Note that $F(T)\simeq F(\sqrt[p]{T})$ where $F:=\mathbb F_p$, and we shall use $S=\sqrt[p] T$ as an independent variable. Let $X_1, X_2$ be two distnct roots of $g(X)$, then we have $(X_1-X_2)^p=S(X_1-X_2)$, hence $(X_1-X_2)^{p-1}=S$. That is the splitting field of $g(X)$ contains a $(p-1)$-th root of $S$, but $[F(S)(X_1):F(S)]=p$ has no nontrivial intermediate field. Therefore the splitting field of $g(X)$ over $F(X)$ is not just $F(S)$ joining one root.
Let $\alpha$ be one $(p-1)$-th root of $S$, then $a\alpha$ for $a\in\mathbb F_p\setminus\{0\}$ are all the $(p-1)$-th root. And it's easy to check that $X_1+a\alpha$ forms all the roots of $g(X)$. As $\gcd(p, p-1)=1$, we must have the splitting field of $g(X)$ has degree $p(p-1)$ over $F(S)$, hence $p^2(p-1)$ over $F(T)$.
Knowing that the splitting field contains $(\sqrt[p-1] S)^p = \sqrt[p-1]{T}$, it's not hard to show that $F(\sqrt[p-1] T)$ is the separable closure of $F(T)$.
On
We can write in $\mathbb{F}_p(T^{\frac{1}{p}}) \supset \mathbb{F}_p(T)$
$$f(X) = (X^p - T^{\frac{1}{p}} X - T^{\frac{1}{p}})^p$$
The polynomial $g(X) \colon =X^p - T^{\frac{1}{p}} X - T^{\frac{1}{p}}$ has simple roots, since its derivative is a constant $\ne 0$ : $g'(x) = - T^{\frac{1}{p}}$. We conclude that $g(X)$ has $p$ simple roots, and $f(X)$ has $p$ distinct roots, each with multiplicity $p$.

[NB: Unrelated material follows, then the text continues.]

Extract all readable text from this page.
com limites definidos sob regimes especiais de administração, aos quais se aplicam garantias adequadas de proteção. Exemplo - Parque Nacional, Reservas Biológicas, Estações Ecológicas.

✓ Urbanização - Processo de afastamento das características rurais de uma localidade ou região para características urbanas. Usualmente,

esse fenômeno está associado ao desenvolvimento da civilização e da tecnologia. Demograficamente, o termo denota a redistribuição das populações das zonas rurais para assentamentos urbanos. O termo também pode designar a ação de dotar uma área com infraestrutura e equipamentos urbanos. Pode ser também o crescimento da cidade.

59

As mentioned in comments, for $Y := X^p$ we have
$$f= Y^p-TY-T.$$
This is a separable polynomial (in $Y$, over $\mathbb F_p(T)$), let its (distinct!) roots be $y_1, ..., y_p \in \overline{\mathbb F_p(T)}$.
For each $y_i \in \overline{\mathbb F_p(T)}$ there is a unique $\eta_i \in \overline{\mathbb F_p(T)}$ such that $\eta_i^p =y_i$. Consequently, in $\overline{\mathbb F_p(T)}$, we have the factorization
$$f(X) = \prod_{i=1}^p (X^p-\eta_i^p) = \prod_{i=1}^p (X-\eta_i)^p . $$
In other words, the roots of $f$ are the $\eta_i$, each of them with multiplicity $p$, giving a total numebr of roots (with multiplicities) of $p^2$.
Note that in a way, here I am making a tower of fields $\mathbb F_p(T) =: K \subset K(y_1, \dots, y_p) \subset K(\eta_1, \dots, \eta_p)$ where the bottom extension is separable and the top is purely inseparable. The other answer first puts the purely inseparable $E:=K(\sqrt[p]{T})$ on top of $K$, and then constructs a separable extension of $E$ with its polynomial $g \in E[X]$.